Joker supposedly isn’t technically part of the DCEU, but maybe this (more than a billion worldwide) and The Batman ($770 million worldwide) are examples of what the DCEU should be. Aren’t auteurs’ weird riffs on DC characters (who don’t team up!) more exciting than trying to copy Marvel anyhow? Again, DC could be a great anti-Marvel when it isn’t imitating Marvel.
2. Aquaman (2018)
Can we let James Wan make all the blockbusters, please? Wan, who also made by far the best Fast/Furious movie (Furious 7) seems to have a better handle on what makes a goofy-brilliant big-budget spectacle than anyone else out there. No one makes stupid movies more intelligently than Wan, who also made Malignant.

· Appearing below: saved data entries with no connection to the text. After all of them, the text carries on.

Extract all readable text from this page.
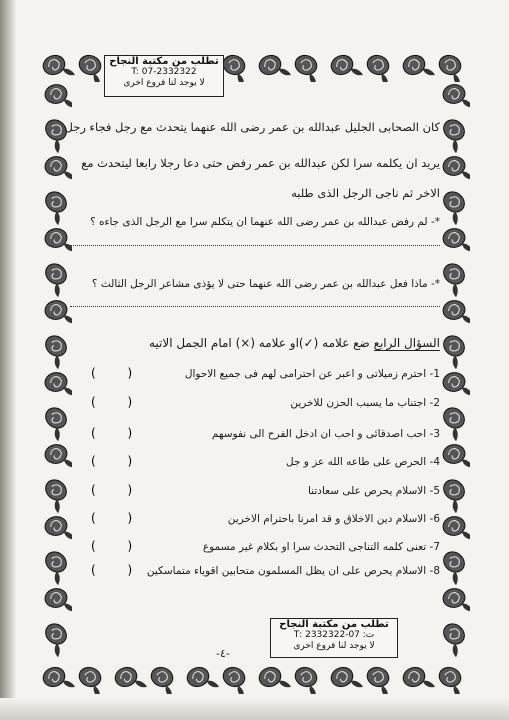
تطلب من مكتبة النجاح
T: 07-2332322
لا يوجد لنا فروع اخرى
كان الصحابى الجليل عبدالله بن عمر رضى الله عنهما يتحدث مع رجل فجاء رجل
يريد ان يكلمه سرا لكن عبدالله بن عمر رفض حتى دعا رجلا رابعا ليتحدث مع
الاخر ثم ناجى الرجل الذى طلبه
*- لم رفض عبدالله بن عمر رضى الله عنهما ان يتكلم سرا مع الرجل الذى جاءه ؟
*- ماذا فعل عبدالله بن عمر رضى الله عنهما حتى لا يؤذى مشاعر الرجل الثالث ؟
السؤال الرابع ضع علامه (✓)او علامه (×) امام الجمل الاتيه
1- احترم زميلاتى و اعبر عن احترامى لهم فى جميع الاحوال
2- اجتناب ما يسبب الحزن للاخرين
3- احب اصدقائى و احب ان ادخل الفرح الى نفوسهم
4- الحرص على طاعه الله عز و جل
5- الاسلام يحرص على سعادتنا
6- الاسلام دين الاخلاق و قد امرنا باحترام الاخرين
7- تعنى كلمه التناجى التحدث سرا او بكلام غير مسموع
8- الاسلام يحرص على ان يظل المسلمون متحابين اقوياء متماسكين
( )
( )
( )
( )
( )
( )
( )
( )
تطلب من مكتبة النجاح
ت: 07-2332322 :T
لا يوجد لنا فروع اخرى
-٤-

In Aquaman, he gave us an Aquaman who was basically a superhero version of Jason Momoa, an effusive, Polynesian bro himbo. Just letting Jason Momoa be Jason Momoa is one of the smartest things Hollywood ever did and you have to credit James Wan for inventing the blueprint. Also, it had an octopus playing the drums. Perfect comic book movie, no notes.
1. Shazam! (2019)
I had never heard of Zachary Levi or director David F. Sandberg (previously a director of multiple horror movies produced by James Wan) before Shazam!, let alone the character of Shazam. And yet Shazam! is probably my favorite superhero movie of the last decade.
In a genre where most of the heroes are descendants of ancient monarchies, Shazam!‘s Billy Batson (played by Asher Angel) is a 14-year-old foster kid abandoned by his mother who gets his superpowers, basically by accident, from a dying wizard played by Djimon Hounsou (an excellent movie wizard). When Batson gets his superpowers, he and his new foster kid buddy (played by Jack Dylan Grazer, Brian Grazer’s nephew) do… basically what you would imagine 14-year-old boys would do with superpowers. Use them to buy beer, sneak into R-rated movies, and impress chicks. The discovering-their-superpowers scenes remain one of the few stock superhero movie scenes that don’t bore me to death, and Shazam! manages to capture the innocence of early adolescence without denying its natural mischievousness.
Paradoxically, by not shying away from the fact that superhero stories essentially appeal to kids, Shazam! manages to appeal to adults. We were all 14-year-olds once, after all. On the surface, the bad guys in Shazam! are the seven deadly sins, as represented by weird goofy gargoyle dudes made of smoke (another good move for superhero movies is to not deny the inherent silliness).
Yet in a genre that often tends towards Calvinism, with heroes who are intrinsically good and villains who are bad because they’re the enemies of good (a tautology), underpinning it all is the idea that the villain in Shazam! isn’t really one bad guy so much as the general concept of being an asshole. The climactic battle is basically a metaphor for the internal, age-old struggle to be a less shitty person, all wrapped up in a love letter to found family. I really do love this dumb movie.
Shazam!, grossing a relatively paltry $366 million worldwide, never quite got its due in its time, but to me stands out as an example of how good these kinds of movies can be, even if they usually aren’t.